Managed credentials include encrypted private key material and metadata (Client ID, Key ID, scope, and display name). Private keys are never stored in plain text and are decrypted locally only after user authorization.
Managed credentials are imported into the app through a guided user experience. Users are prompted to approve and unlock managed credentials before they become active.
Behavior of Managed Credentials
Managed credentials follow explicit rules to ensure predictable behavior:
- Additions — New managed credentials delivered via MDM are detected automatically and queued for import.
- Removals — When a credential is no longer managed, it becomes a normal (user-owned) credential and may be removed manually by the user.
- Updates — Changes to an existing managed credential do not overwrite user state. Managed preferences are treated as authoritative only for initial delivery.
This design prevents silent credential rotation, unexpected data loss, or background key replacement.
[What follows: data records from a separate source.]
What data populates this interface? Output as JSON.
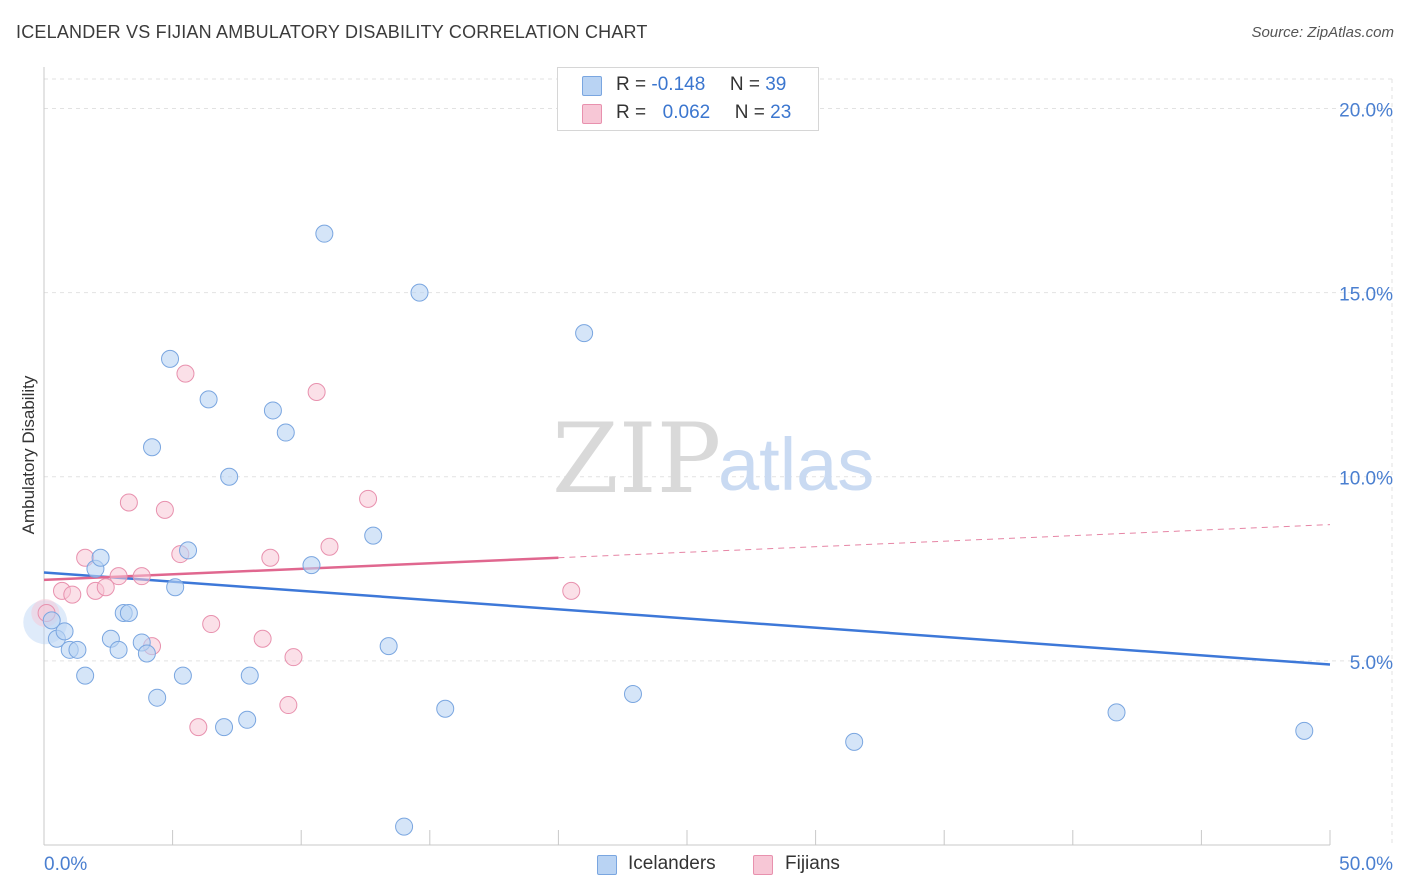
{
  "title": "ICELANDER VS FIJIAN AMBULATORY DISABILITY CORRELATION CHART",
  "source": "Source: ZipAtlas.com",
  "watermark": {
    "zip": "ZIP",
    "atlas": "atlas"
  },
  "legend_top": {
    "rows": [
      {
        "r_label": "R =",
        "r_value": "-0.148",
        "n_label": "N =",
        "n_value": "39"
      },
      {
        "r_label": "R =",
        "r_value": "0.062",
        "n_label": "N =",
        "n_value": "23"
      }
    ]
  },
  "legend_bottom": {
    "series1": "Icelanders",
    "series2": "Fijians"
  },
  "colors": {
    "blue_fill": "#b9d3f3",
    "blue_stroke": "#7aa6e0",
    "blue_line": "#3d78d8",
    "pink_fill": "#f7c7d6",
    "pink_stroke": "#e891ae",
    "pink_line": "#e0678f",
    "tick_text": "#4a7fd0",
    "grid": "#e2e2e2"
  },
  "chart_data": {
    "type": "scatter",
    "title": "ICELANDER VS FIJIAN AMBULATORY DISABILITY CORRELATION CHART",
    "xlabel": "",
    "ylabel": "Ambulatory Disability",
    "xlim": [
      0,
      50
    ],
    "ylim": [
      0,
      20.8
    ],
    "x_tick_labels": [
      "0.0%",
      "50.0%"
    ],
    "y_ticks": [
      5,
      10,
      15,
      20
    ],
    "y_tick_labels": [
      "5.0%",
      "10.0%",
      "15.0%",
      "20.0%"
    ],
    "series": [
      {
        "name": "Icelanders",
        "r": -0.148,
        "n": 39,
        "points": [
          [
            0.3,
            6.1
          ],
          [
            0.5,
            5.6
          ],
          [
            0.8,
            5.8
          ],
          [
            1.0,
            5.3
          ],
          [
            1.3,
            5.3
          ],
          [
            1.6,
            4.6
          ],
          [
            2.0,
            7.5
          ],
          [
            2.2,
            7.8
          ],
          [
            2.6,
            5.6
          ],
          [
            2.9,
            5.3
          ],
          [
            3.1,
            6.3
          ],
          [
            3.3,
            6.3
          ],
          [
            3.8,
            5.5
          ],
          [
            4.0,
            5.2
          ],
          [
            4.2,
            10.8
          ],
          [
            4.4,
            4.0
          ],
          [
            4.9,
            13.2
          ],
          [
            5.1,
            7.0
          ],
          [
            5.4,
            4.6
          ],
          [
            5.6,
            8.0
          ],
          [
            6.4,
            12.1
          ],
          [
            7.0,
            3.2
          ],
          [
            7.2,
            10.0
          ],
          [
            7.9,
            3.4
          ],
          [
            8.0,
            4.6
          ],
          [
            8.9,
            11.8
          ],
          [
            9.4,
            11.2
          ],
          [
            10.4,
            7.6
          ],
          [
            10.9,
            16.6
          ],
          [
            12.8,
            8.4
          ],
          [
            13.4,
            5.4
          ],
          [
            14.0,
            0.5
          ],
          [
            14.6,
            15.0
          ],
          [
            15.6,
            3.7
          ],
          [
            21.0,
            13.9
          ],
          [
            22.9,
            4.1
          ],
          [
            31.5,
            2.8
          ],
          [
            41.7,
            3.6
          ],
          [
            49.0,
            3.1
          ]
        ],
        "trend": {
          "x": [
            0,
            50
          ],
          "y": [
            7.4,
            4.9
          ]
        }
      },
      {
        "name": "Fijians",
        "r": 0.062,
        "n": 23,
        "points": [
          [
            0.1,
            6.3
          ],
          [
            0.7,
            6.9
          ],
          [
            1.1,
            6.8
          ],
          [
            1.6,
            7.8
          ],
          [
            2.0,
            6.9
          ],
          [
            2.4,
            7.0
          ],
          [
            2.9,
            7.3
          ],
          [
            3.3,
            9.3
          ],
          [
            3.8,
            7.3
          ],
          [
            4.2,
            5.4
          ],
          [
            4.7,
            9.1
          ],
          [
            5.3,
            7.9
          ],
          [
            5.5,
            12.8
          ],
          [
            6.0,
            3.2
          ],
          [
            6.5,
            6.0
          ],
          [
            8.5,
            5.6
          ],
          [
            8.8,
            7.8
          ],
          [
            9.5,
            3.8
          ],
          [
            9.7,
            5.1
          ],
          [
            10.6,
            12.3
          ],
          [
            11.1,
            8.1
          ],
          [
            12.6,
            9.4
          ],
          [
            20.5,
            6.9
          ]
        ],
        "trend_solid": {
          "x": [
            0,
            20
          ],
          "y": [
            7.2,
            7.8
          ]
        },
        "trend_dashed": {
          "x": [
            20,
            50
          ],
          "y": [
            7.8,
            8.7
          ]
        }
      }
    ]
  }
}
Multi-Tenancy and Managed Preferences
ABM Warranty enforces a strict relationship between credentials and tenants:
- One credential equals one tenant
- One tenant equals one database
When multiple managed credentials are deployed, ABM Warranty creates independent tenant environments. Device data, diagnostics, health status, and logs are isolated per tenant and do not overlap.
For details on tenant isolation, database layout, and logging behavior, see:
Security Model
ABM Warranty is designed with intentional security boundaries:
- Private keys are never written to logs
- Credentials are stored using the macOS Keychain
- Tenant databases are isolated and scoped by credential
- No write operations are ever performed against Apple Business Manager
Managed preferences control delivery of credentials, not ongoing runtime behavior. All imports, retries, and API access remain user-visible and auditable through the Status Dashboard and Logs.